On retirement Chris developed Ainsdale Pottery more fully, building a workshop and installing his own kiln allowing a considerable increase in the quantity of pots produced and expanding the range of shapes and glazes used.
Chris joined the Art and Craft Guild of Lancashire 20 years ago and has exhibited with them regularly since. In 2011 The Guild acquired its own gallery, The Gallery at the Wharf in Burscough, Lancashire, where Chris has exhibited his pots along with about 25 other artists ever since.
All Chris’s pots are hand-built using pinching, coiling and slabbing techniques. Bowls, bottles and flagons – often narrow and sharp edged – lampbases and plates form the majority of the output and glazes in whites, greys, greens and browns, but especially in blue and black (Tenmoku) along with iron, cobalt and copper oxides are the usual surface decoration. Landscape plays a big part in the decoration of the pots and often in the overall shape. Carved low relief landscapes and carved rims often feature mountain silhouettes and other features from the Lake District and Snowdonia and occasional local landscapes drawn from the beaches and dunes of Southport.

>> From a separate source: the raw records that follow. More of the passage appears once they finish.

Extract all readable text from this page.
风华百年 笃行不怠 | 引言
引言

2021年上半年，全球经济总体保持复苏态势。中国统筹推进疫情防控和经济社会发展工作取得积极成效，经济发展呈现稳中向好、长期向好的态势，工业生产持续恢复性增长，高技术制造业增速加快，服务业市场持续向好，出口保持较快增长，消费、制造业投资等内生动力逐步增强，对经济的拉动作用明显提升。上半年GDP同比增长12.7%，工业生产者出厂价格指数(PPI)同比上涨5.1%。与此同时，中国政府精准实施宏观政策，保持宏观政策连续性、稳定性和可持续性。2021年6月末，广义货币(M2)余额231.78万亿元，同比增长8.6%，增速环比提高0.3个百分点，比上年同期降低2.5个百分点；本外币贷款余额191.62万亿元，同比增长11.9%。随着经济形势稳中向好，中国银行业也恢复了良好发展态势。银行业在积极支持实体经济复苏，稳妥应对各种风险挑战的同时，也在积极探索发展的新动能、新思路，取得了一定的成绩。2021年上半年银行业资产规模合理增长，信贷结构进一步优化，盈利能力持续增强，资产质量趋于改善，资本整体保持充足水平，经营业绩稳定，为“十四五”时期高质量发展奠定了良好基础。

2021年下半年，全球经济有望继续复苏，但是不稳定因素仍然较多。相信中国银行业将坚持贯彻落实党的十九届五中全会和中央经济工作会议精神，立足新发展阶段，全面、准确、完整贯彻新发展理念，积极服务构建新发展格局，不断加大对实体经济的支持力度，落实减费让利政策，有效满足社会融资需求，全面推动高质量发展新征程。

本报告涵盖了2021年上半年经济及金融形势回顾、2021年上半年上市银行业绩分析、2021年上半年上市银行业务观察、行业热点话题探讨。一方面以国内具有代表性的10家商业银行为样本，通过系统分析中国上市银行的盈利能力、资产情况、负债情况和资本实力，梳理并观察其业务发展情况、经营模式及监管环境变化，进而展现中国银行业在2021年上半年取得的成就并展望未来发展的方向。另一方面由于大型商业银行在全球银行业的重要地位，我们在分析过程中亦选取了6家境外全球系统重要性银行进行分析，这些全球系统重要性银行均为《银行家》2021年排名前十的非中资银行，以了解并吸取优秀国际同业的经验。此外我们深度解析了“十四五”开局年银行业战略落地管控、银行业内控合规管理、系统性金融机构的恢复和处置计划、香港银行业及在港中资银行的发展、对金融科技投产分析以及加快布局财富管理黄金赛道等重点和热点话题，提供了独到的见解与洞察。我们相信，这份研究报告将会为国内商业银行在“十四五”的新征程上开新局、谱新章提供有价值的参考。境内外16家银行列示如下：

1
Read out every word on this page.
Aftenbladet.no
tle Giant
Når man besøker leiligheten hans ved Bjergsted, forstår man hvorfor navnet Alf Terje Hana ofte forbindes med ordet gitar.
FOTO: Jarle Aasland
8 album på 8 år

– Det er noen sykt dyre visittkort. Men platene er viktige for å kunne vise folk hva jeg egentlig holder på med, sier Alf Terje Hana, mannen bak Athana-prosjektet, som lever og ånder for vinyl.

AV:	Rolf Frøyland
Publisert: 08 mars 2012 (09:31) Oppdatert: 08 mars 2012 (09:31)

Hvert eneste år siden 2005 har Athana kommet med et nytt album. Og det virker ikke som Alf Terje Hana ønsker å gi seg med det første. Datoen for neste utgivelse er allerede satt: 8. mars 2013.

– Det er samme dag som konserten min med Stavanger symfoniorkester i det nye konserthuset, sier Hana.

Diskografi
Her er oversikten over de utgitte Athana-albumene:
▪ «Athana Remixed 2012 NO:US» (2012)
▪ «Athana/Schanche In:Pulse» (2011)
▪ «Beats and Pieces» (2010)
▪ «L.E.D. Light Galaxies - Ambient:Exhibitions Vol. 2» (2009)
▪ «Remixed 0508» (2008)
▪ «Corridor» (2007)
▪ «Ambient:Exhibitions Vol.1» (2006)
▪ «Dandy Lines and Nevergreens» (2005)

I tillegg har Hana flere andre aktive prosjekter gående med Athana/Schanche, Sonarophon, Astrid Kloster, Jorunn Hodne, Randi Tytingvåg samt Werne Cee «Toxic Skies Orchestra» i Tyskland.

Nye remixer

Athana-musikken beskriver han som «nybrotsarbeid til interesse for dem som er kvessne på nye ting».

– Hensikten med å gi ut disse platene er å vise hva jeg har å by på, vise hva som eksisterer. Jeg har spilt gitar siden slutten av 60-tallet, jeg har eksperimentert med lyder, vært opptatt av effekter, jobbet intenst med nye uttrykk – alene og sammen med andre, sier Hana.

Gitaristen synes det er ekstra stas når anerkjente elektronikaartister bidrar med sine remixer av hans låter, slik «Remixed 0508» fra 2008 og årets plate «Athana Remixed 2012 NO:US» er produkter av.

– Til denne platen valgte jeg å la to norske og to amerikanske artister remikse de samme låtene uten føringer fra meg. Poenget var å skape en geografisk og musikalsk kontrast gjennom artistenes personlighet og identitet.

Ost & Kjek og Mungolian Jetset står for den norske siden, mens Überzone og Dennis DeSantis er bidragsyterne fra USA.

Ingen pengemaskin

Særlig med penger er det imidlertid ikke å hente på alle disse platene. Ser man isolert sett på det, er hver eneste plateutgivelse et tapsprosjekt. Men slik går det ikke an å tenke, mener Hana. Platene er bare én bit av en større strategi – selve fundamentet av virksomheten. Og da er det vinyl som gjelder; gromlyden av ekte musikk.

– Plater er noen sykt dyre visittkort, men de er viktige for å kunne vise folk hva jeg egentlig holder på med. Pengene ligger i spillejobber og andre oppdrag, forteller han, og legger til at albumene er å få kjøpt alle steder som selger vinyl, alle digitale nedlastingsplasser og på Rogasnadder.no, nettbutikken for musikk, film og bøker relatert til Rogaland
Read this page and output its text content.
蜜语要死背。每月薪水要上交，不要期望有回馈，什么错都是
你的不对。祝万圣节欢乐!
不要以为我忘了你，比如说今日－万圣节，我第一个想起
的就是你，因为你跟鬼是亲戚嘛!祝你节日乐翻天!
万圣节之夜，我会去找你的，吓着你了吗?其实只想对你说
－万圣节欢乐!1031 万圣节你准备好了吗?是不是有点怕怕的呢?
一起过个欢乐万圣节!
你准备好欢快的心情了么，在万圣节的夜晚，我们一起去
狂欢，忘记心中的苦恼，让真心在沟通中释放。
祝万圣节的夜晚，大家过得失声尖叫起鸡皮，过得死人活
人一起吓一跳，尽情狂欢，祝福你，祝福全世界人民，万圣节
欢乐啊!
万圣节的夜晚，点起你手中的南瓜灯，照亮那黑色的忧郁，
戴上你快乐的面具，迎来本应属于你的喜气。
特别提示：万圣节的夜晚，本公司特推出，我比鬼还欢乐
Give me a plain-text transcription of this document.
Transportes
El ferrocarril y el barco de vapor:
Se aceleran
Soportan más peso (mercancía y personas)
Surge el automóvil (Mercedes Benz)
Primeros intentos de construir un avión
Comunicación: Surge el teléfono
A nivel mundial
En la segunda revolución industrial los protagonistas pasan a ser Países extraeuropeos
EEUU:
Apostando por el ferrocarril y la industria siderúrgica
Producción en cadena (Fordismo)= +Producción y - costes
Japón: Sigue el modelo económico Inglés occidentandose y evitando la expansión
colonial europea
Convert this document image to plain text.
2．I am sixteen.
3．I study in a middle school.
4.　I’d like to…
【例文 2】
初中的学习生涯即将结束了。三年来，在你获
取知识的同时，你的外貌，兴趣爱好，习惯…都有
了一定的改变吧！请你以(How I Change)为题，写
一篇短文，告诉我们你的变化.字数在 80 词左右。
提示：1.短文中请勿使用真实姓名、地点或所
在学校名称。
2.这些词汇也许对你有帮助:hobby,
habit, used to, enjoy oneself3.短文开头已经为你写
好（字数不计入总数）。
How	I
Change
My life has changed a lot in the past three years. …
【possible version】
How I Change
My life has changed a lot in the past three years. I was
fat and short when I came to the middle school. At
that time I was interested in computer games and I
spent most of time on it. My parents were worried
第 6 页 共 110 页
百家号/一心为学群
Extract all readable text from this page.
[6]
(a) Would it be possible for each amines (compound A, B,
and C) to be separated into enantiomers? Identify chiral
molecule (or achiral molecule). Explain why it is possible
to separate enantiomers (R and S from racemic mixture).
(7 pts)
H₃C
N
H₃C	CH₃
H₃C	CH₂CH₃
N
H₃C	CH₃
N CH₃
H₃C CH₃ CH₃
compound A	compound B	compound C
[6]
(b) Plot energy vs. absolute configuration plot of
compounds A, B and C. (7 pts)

Chris also draws using soft pastels choosing landscape and abstract subjects. The abstract drawing draw heavily on aspects of the landscape and reflect his own interest in, and educational background as a graduate in geography, a life-long walker and climber and volunteer worker with charities working in the environment.
Photography has played an important aspect in Chris’s life, his father having been a keen colour photographer in the 1950s and 60s. He introduced Chris to taking picures with a box Brownie, later a Brownie 127 and eventually a Voiglander Vito C – now all classic cameras! Having moved happily into digital photography Chris continues his interest in the landscape around him, as well as taking photographs of family and friends. As a Trustee of the Pahar Trust Nepal – a charity building schools in the poor rural hill districts of Nepal – a new opportunity opened up for further landscape photographs but more importantly a new era of portrait photography began.